There are specific references to a contract designed for ‘VAT efficiencies’,an issue that doesn’t concern the NHS, so it can only be because the Government are sweetening the deal for private companies to legally defraud the tax payer. The Tories have been lining this up since they walked into Number 10, they’ve installed a system which forces NHS commissioners to abdicate responsibility because the Health and Social Care Act 2012 has made their job impossible, but if they let this massive cancer contract go the NHS will never get it back.’

The campaign group Cancer Not For Profit have been asking why this massive experiment is even being considered and have been calling on the Programme Team to share the business case for this project. However, the document reveals that in fact the onus is on the bidders to create such a document and the commissioners did not even have a desired outcomes framework in place, an essential component which was in development apparently, they also neglect to outline how they envisage this great experiment is even to be achieved.

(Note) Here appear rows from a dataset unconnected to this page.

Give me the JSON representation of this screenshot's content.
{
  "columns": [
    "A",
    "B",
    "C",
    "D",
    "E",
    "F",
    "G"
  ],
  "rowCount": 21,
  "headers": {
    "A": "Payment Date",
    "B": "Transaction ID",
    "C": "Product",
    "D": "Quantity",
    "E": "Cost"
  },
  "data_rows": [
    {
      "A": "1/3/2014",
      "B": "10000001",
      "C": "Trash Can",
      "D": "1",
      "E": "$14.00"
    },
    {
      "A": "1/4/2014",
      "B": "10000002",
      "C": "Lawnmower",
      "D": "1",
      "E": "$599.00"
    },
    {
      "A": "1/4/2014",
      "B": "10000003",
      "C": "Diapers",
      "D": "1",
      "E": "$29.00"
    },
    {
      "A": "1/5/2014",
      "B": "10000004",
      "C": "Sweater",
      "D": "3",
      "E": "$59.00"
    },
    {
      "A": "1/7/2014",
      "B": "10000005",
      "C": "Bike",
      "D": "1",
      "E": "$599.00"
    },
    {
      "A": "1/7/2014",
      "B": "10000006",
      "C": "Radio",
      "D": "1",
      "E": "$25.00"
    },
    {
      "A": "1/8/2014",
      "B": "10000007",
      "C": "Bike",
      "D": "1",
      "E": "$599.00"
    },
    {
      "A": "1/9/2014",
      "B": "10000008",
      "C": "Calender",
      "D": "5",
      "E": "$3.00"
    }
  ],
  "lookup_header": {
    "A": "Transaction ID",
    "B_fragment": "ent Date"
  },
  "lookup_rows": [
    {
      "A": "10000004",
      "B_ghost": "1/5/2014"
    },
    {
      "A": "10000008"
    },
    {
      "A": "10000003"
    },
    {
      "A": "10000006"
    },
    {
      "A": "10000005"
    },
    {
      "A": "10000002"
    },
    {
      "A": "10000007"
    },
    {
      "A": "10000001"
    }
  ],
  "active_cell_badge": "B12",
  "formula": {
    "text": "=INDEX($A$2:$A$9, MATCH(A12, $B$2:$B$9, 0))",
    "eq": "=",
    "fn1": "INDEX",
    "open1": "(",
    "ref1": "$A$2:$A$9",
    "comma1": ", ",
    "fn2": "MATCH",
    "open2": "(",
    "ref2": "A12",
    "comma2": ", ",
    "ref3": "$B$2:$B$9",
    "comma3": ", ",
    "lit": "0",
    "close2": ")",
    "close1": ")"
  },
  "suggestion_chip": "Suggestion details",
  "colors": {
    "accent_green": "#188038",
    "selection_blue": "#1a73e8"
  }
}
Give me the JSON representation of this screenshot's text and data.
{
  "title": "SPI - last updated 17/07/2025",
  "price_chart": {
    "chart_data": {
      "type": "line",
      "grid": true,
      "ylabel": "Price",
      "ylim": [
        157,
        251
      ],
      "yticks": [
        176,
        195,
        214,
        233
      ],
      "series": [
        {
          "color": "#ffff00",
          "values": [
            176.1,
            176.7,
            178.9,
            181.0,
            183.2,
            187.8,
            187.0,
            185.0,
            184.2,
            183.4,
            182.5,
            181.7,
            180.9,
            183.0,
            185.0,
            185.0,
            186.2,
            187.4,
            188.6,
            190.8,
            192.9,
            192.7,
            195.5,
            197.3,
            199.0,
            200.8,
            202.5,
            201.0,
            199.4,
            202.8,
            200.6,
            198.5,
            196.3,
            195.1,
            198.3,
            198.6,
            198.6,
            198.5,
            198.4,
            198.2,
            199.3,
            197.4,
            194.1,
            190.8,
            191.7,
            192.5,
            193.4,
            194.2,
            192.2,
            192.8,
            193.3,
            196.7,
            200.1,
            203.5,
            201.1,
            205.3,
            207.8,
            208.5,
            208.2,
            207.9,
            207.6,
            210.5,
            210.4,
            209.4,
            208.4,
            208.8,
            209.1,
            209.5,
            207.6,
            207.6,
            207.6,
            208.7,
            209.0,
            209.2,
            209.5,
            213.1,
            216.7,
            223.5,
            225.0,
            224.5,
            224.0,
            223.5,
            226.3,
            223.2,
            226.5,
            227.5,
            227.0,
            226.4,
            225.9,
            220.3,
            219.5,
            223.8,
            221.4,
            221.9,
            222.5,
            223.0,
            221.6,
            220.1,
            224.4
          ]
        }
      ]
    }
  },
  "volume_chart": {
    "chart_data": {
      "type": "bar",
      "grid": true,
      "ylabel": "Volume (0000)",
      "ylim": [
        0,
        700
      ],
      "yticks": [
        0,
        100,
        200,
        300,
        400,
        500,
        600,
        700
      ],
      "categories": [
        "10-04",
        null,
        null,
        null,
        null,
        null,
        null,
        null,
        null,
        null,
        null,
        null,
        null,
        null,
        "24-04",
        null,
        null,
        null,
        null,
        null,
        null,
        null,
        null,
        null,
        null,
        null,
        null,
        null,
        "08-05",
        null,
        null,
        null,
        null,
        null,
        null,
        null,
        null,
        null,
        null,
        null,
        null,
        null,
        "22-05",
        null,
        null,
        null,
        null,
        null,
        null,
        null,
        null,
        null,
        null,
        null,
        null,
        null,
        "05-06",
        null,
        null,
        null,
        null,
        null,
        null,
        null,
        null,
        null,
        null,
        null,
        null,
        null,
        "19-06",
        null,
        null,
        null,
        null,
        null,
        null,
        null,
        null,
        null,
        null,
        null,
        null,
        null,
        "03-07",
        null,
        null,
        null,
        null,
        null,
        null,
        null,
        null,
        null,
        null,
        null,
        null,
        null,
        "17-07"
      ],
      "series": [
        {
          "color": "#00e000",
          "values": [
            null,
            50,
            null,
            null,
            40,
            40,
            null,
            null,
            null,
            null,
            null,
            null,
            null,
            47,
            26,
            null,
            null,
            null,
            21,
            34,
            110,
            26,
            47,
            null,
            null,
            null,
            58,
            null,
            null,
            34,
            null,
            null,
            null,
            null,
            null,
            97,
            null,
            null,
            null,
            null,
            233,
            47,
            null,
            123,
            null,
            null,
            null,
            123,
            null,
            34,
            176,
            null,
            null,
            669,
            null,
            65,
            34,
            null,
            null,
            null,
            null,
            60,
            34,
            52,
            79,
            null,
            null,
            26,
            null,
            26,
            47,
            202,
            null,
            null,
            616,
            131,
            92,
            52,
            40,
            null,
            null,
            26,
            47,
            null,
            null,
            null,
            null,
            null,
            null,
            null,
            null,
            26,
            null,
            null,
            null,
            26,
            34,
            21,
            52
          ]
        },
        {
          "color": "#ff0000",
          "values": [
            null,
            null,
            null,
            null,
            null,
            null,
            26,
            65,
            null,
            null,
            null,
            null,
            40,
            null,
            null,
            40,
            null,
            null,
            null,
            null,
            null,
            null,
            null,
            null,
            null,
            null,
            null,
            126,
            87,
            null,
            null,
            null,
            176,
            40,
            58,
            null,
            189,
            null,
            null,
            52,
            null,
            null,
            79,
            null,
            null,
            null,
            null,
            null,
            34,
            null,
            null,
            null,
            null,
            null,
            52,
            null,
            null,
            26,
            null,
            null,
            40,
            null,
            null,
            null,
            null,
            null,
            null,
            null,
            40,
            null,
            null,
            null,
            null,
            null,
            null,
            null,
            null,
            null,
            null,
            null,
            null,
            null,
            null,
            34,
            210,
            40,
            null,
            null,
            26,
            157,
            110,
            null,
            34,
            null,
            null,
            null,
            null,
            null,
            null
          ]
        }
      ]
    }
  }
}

Though there have been several ‘public awareness’ events held by the programme team Andrew Donald CO of Staffs and Surrounds and Cannock Chase CCGs feels formal public consultation is not required claiming that there’s not a significant enough change in providers to make it a legal requirement. Such a stance is questionable if the ‘prime provider’ is able to bring in sub contracts and disinvest others. The Transforming Cancer and End of Life Care Programme Team appear to have no idea what is going to happen to cancer and end of life care in Staffordshire, they just don’t want to be responsible for managing it any more.